How are we going to fund this?

That’s another challenge that we’re working on currently, particularly in the area of cervical cancer. One of the things we really need to understand is what it’s going to take to do. The American Cancer Society just did a really interesting project to come up with a cost of action around cervical cancer. We need to understand the same for other issues in women’s cancers and in cancer more broadly. Until we have a numbers figure we can’t really advocate for moving beyond what we have now. But what we really need, I think, is that NCDs are not going to play the same way that we’ve seen HIV or malaria, tuberculosis or maternal health move forward in global health. These are issues that particularly will fall on governments and on families. The pressure that these diseases already have on families is catastrophic. So we need to look to a totally different strategy to fund NCDs. If we wait around and think that we’re going to see the same thing happen, whether HIV or maternal mortality, and hope that we can do the right things, pull the right switches or turn on the right lights and see this happen in the same way, I just don’t think that’s realistic both in terms of global financing and in terms of really the burden and the weight of these diseases.

There is causality, there are opportunities for synergy whether across NCDs or with existing health programmes that we see ongoing today. There’s an organisation that we work closely with called the Task Force for NCDs and Women’s Health. We’re looking specifically at how we can pinpoint opportunities for integration with existing programmes. We can’t rely on that entirely.

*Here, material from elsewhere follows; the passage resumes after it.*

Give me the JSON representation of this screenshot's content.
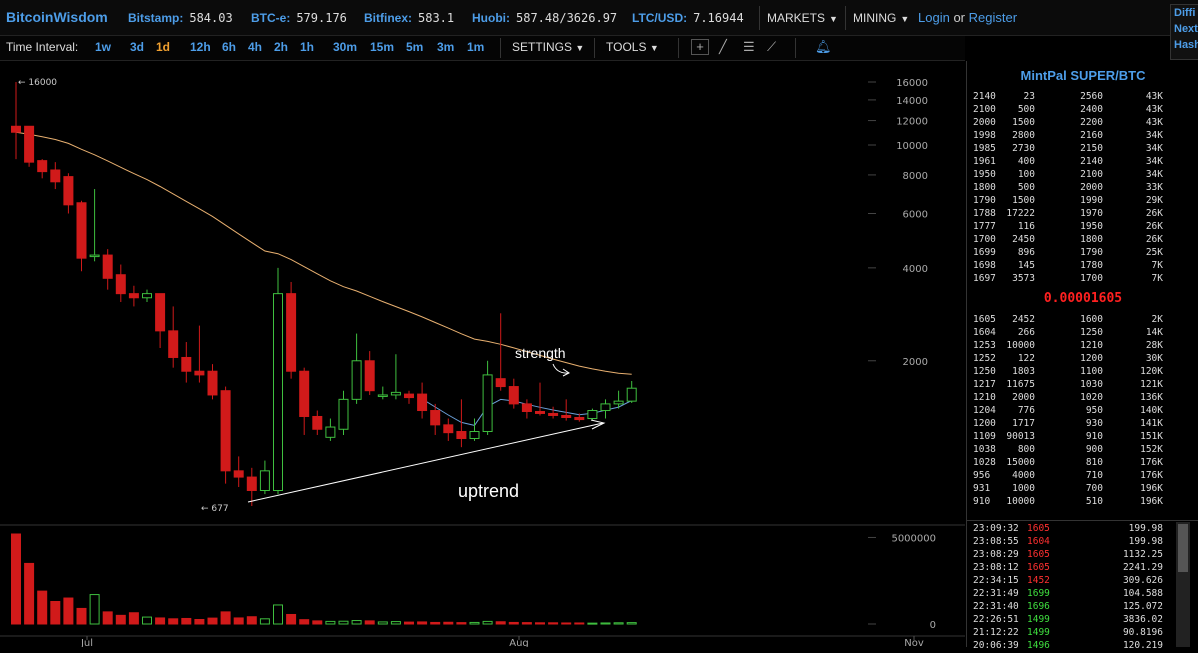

We have worked on, as you mentioned, the opportunities to use simple medicines like aspirin as a prevention tool. Our work has been more on the emerging technologies, whether in maternal and neonatal health or in cancer prevention through vaccines. But there’s a lot you can do with very little.

But aspirin and Tamoxifen will actually prevent a lot of cancers and so might statins.

That’s very true; that’s very true. And those are important things that as a community we need to start looking at and figuring out how we can work together on. Absolutely.

What’s burning for me in this meeting is the question of translation. So when you come to these meetings it’s exciting to see your colleagues, it’s exciting to feel the energy. Everyone is in agreement, there’s a momentum. We need to move beyond, so how do we engage people in the governments of the countries in which we are working? How do we engage people who don’t necessarily care about cancer or who have been affected personally but don’t yet understand how they can play a role? So I think the question, as you mentioned yesterday in the WHO session, the question is translation, the question is uptake and the question is scale. And these meetings are super important in terms of giving people clarity and energy but they are not enough. They’re really just the beginning of the work that needs to be done afterwards.